To do those things (which are decent examples of assignments but those activities will not lead to success in an of themselves) you have to have a basic solid foundational level of the subject to begin with. Students need to be able to read, write, and research. They cannot. They cannot b/c they do not want to and/or they do not have the discipline or the desire to. These things come from the parents. There are multiple reasons for the failure of American education. One of the primary ones being outlined above.
I disagree.
They can, it just takes concentrated effort. The most resistance (beyond a bit of moaning at the word ‘essay’) I’ve encountered is from parents and teachers. Parents want their babies to get all “A’s” and have little patience for the process. Too many teachers I’ve met (among social studies) resist because they don’t want to put in the time, either due to laziness, or due to an obsessive focus on, and fear of, standardized testing. People screamed for ‘accountability’ and bureaucrats found the cheapest way to do it (multiple choice assessments) and now we’re paying the price.
Students will, by and large, do what we ask, provided they see value in it. After a year of seeing the process modeled and seeing their own progress (in the reading, writing, research model), they do eventually see growth and purpose. It’s the adults that have been cutting corners for years.
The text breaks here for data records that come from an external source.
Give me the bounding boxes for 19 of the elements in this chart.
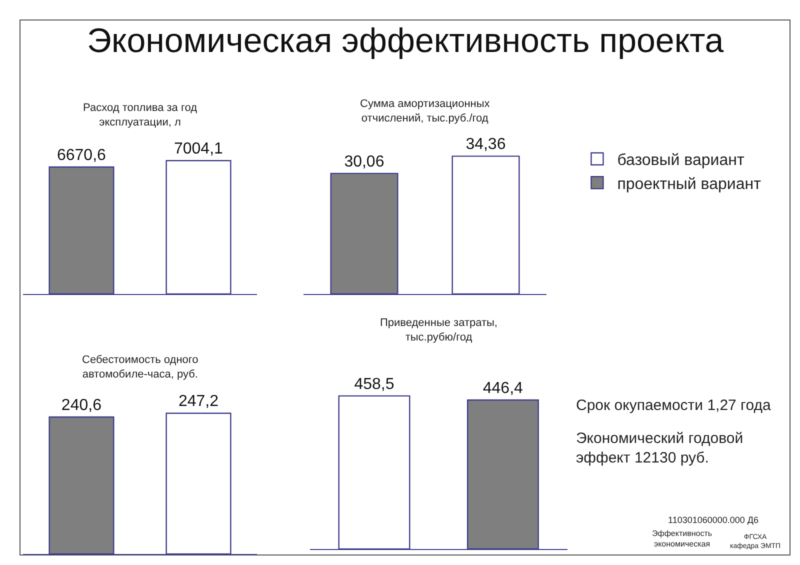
chart-title: Приведенные затраты, тыс.рубю/год (380, 317, 498, 344)
text: 110301060000.000 Д6 (668, 515, 759, 525)
data-label: 247,2 (178, 393, 219, 410)
data-label: 458,5 (354, 376, 394, 393)
legend-label: проектный вариант (617, 176, 762, 193)
data-label: 30,06 (344, 153, 384, 170)
chart-title: Себестоимость одного автомобиле-часа, руб. (82, 354, 198, 380)
chart-title: Расход топлива за год эксплуатации, л (83, 102, 198, 128)
chart-title: Сумма амортизационных отчислений, тыс.руб./год (360, 98, 490, 124)
data-label: 446,4 (482, 380, 524, 397)
legend-label: базовый вариант (617, 152, 745, 170)
text: Экономическая эффективность проекта (87, 22, 724, 60)
data-label: 240,6 (61, 396, 102, 414)
data-label: 7004,1 (174, 140, 224, 158)
data-label: 34,36 (466, 136, 506, 154)
text: Срок окупаемости 1,27 года (576, 397, 772, 414)
data-label: 6670,6 (56, 146, 106, 164)
text: Эффективность экономическая (652, 529, 712, 548)
text: Экономический годовой эффект 12130 руб. (576, 430, 744, 466)
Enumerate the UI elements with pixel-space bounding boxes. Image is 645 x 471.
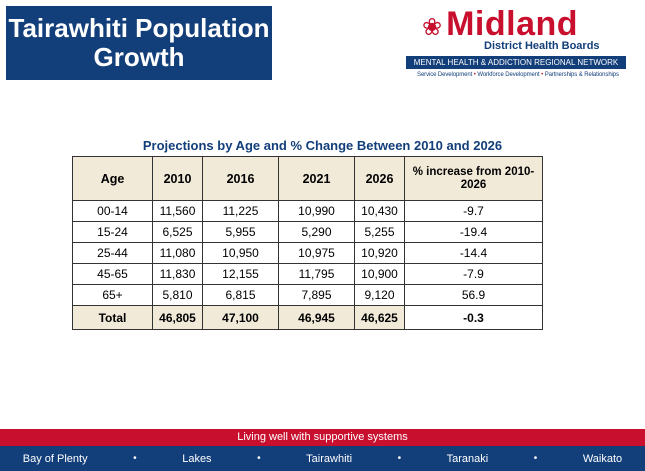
table-cell: 6,525 [152,221,203,243]
total-cell: 46,625 [354,305,405,330]
tagline-item: Service Development [417,72,473,78]
table-cell: -9.7 [404,200,543,222]
logo-tagline: Service Development • Workforce Developm… [394,72,642,78]
table-cell: 5,290 [278,221,355,243]
tagline-item: Partnerships & Relationships [544,72,619,78]
table-row: 65+ 5,810 6,815 7,895 9,120 56.9 [72,284,543,306]
tagline-dot: • [473,72,476,78]
table-cell: 65+ [72,284,153,306]
table-cell: -19.4 [404,221,543,243]
table-cell: 10,990 [278,200,355,222]
region-separator: • [133,453,137,464]
table-row: 25-44 11,080 10,950 10,975 10,920 -14.4 [72,242,543,264]
table-cell: 11,830 [152,263,203,285]
region-separator: • [533,453,538,464]
logo-subtitle: District Health Boards [484,40,600,52]
footer-regions: Bay of Plenty • Lakes • Tairawhiti • Tar… [0,446,645,471]
table-cell: 12,155 [202,263,279,285]
table-cell: 6,815 [202,284,279,306]
table-cell: 10,900 [354,263,405,285]
table-cell: 9,120 [354,284,405,306]
region-waikato: Waikato [582,452,623,465]
page-title: Tairawhiti Population Growth [8,13,270,72]
table-cell: 5,955 [202,221,279,243]
table-cell: -7.9 [404,263,543,285]
table-cell: 11,080 [152,242,203,264]
total-cell: -0.3 [404,305,543,330]
title-box: Tairawhiti Population Growth [6,6,272,80]
table-cell: 11,795 [278,263,355,285]
total-cell: 46,805 [152,305,203,330]
table-total-row: Total 46,805 47,100 46,945 46,625 -0.3 [72,305,543,330]
table-caption: Projections by Age and % Change Between … [142,138,503,153]
table-cell: 10,975 [278,242,355,264]
table-header-row: Age 2010 2016 2021 2026 % increase from … [72,156,543,201]
table-cell: 10,950 [202,242,279,264]
table-cell: 25-44 [72,242,153,264]
region-separator: • [397,453,402,464]
table-row: 45-65 11,830 12,155 11,795 10,900 -7.9 [72,263,543,285]
table-cell: 7,895 [278,284,355,306]
table-cell: -14.4 [404,242,543,264]
tagline-dot: • [541,72,544,78]
column-header: 2026 [354,156,405,201]
table-cell: 56.9 [404,284,543,306]
region-tairawhiti: Tairawhiti [306,452,353,465]
table-cell: 10,920 [354,242,405,264]
tagline-item: Workforce Development [477,72,540,78]
table-cell: 5,255 [354,221,405,243]
logo-network-bar: MENTAL HEALTH & ADDICTION REGIONAL NETWO… [406,56,626,69]
column-header: 2021 [278,156,355,201]
population-table: Age 2010 2016 2021 2026 % increase from … [72,156,543,330]
region-separator: • [257,453,261,464]
total-cell: 46,945 [278,305,355,330]
total-cell: 47,100 [202,305,279,330]
table-cell: 00-14 [72,200,153,222]
table-cell: 10,430 [354,200,405,222]
logo-wordmark: ❀ Midland [422,4,579,43]
column-header: 2016 [202,156,279,201]
total-label: Total [72,305,153,330]
table-cell: 11,560 [152,200,203,222]
column-header: % increase from 2010-2026 [404,156,543,201]
table-cell: 5,810 [152,284,203,306]
column-header: Age [72,156,153,201]
table-cell: 45-65 [72,263,153,285]
table-cell: 15-24 [72,221,153,243]
region-bay-of-plenty: Bay of Plenty [22,452,88,465]
table-row: 00-14 11,560 11,225 10,990 10,430 -9.7 [72,200,543,222]
region-taranaki: Taranaki [446,452,489,465]
logo-word: Midland [446,5,579,43]
table-cell: 11,225 [202,200,279,222]
midland-logo: ❀ Midland District Health Boards MENTAL … [394,4,642,88]
logo-flourish-icon: ❀ [422,14,443,41]
region-lakes: Lakes [182,452,212,465]
footer-slogan: Living well with supportive systems [0,429,645,446]
column-header: 2010 [152,156,203,201]
table-row: 15-24 6,525 5,955 5,290 5,255 -19.4 [72,221,543,243]
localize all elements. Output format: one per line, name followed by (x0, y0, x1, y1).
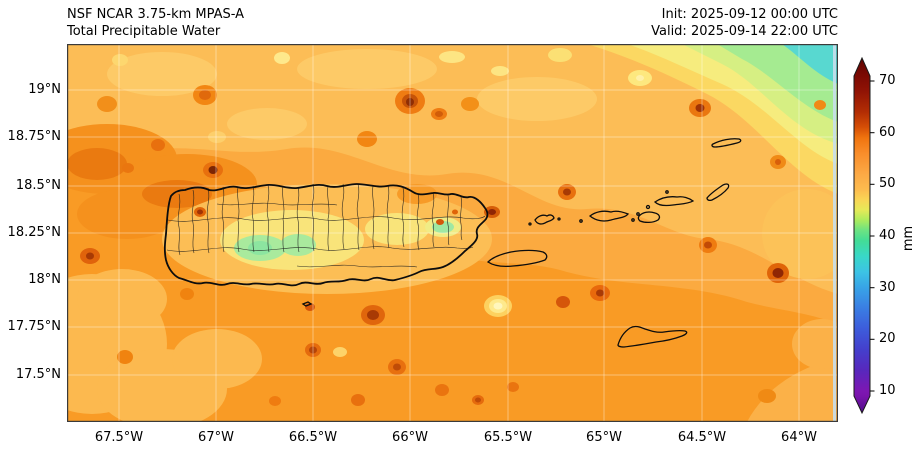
colorbar-tick-label: 70 (879, 73, 896, 88)
dry-spots (112, 48, 652, 357)
valid-time: Valid: 2025-09-14 22:00 UTC (651, 24, 838, 39)
x-tick-label: 65.5°W (483, 430, 533, 445)
x-tick-label: 65°W (586, 430, 622, 445)
colorbar-unit-label: mm (901, 225, 917, 252)
moist-cells (80, 85, 826, 406)
colorbar-tick-label: 10 (879, 383, 896, 398)
colorbar-tick-label: 50 (879, 176, 896, 191)
x-tick-label: 66.5°W (288, 430, 338, 445)
virgin-islands-coastlines (301, 138, 742, 348)
field-title: Total Precipitable Water (67, 24, 221, 39)
y-tick-label: 18°N (28, 272, 61, 287)
y-tick-label: 18.75°N (7, 129, 61, 144)
model-title: NSF NCAR 3.75-km MPAS-A (67, 7, 245, 22)
colorbar-ticks (870, 80, 875, 392)
puerto-rico-coastline (163, 183, 489, 287)
x-tick-label: 66°W (392, 430, 428, 445)
colorbar-gradient-bar (853, 57, 875, 415)
colorbar-tick-label: 40 (879, 228, 896, 243)
municipality-boundaries (166, 183, 486, 268)
colorbar-tick-label: 20 (879, 331, 896, 346)
colorbar-tick-label: 60 (879, 125, 896, 140)
x-tick-label: 64.5°W (677, 430, 727, 445)
y-tick-label: 19°N (28, 82, 61, 97)
init-time: Init: 2025-09-12 00:00 UTC (661, 7, 838, 22)
colorbar: 70 60 50 40 30 20 10 mm (850, 57, 921, 429)
plot-frame (67, 44, 838, 422)
graticule (67, 44, 838, 422)
title-block: NSF NCAR 3.75-km MPAS-A Total Precipitab… (67, 6, 244, 40)
x-tick-label: 64°W (781, 430, 817, 445)
colorbar-tick-label: 30 (879, 280, 896, 295)
time-block: Init: 2025-09-12 00:00 UTC Valid: 2025-0… (651, 6, 838, 40)
y-tick-label: 18.25°N (7, 225, 61, 240)
x-tick-label: 67.5°W (94, 430, 144, 445)
map-plot (67, 44, 838, 422)
precipitable-water-map (67, 44, 838, 422)
y-tick-label: 17.75°N (7, 319, 61, 334)
x-tick-label: 67°W (198, 430, 234, 445)
y-tick-label: 17.5°N (15, 367, 61, 382)
y-tick-label: 18.5°N (15, 178, 61, 193)
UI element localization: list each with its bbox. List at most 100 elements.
Have you ever encountered teenage students being disruptive, defiant, and disrespectful? Its not the teachers responsibility to convince the students classwork is necessary or important. Its their responsibility to present the material using a variety of technique, and assess the students on said material. It is the student's responsibility to learn the material. It is both the student and teacher responsibility to behave in a decent manner throughout instruction. That's about it. All people can be lazy that is not what I was addressing.
A large chunk of students across society do not accept any responsibility nor do the school districts enforce most guidelines. They do however fire teachers that have less than 80% of their students passing the standardized tests. Particularly in the 30+ states that are right to work states and particularly for teachers that have been with the district for less than four years.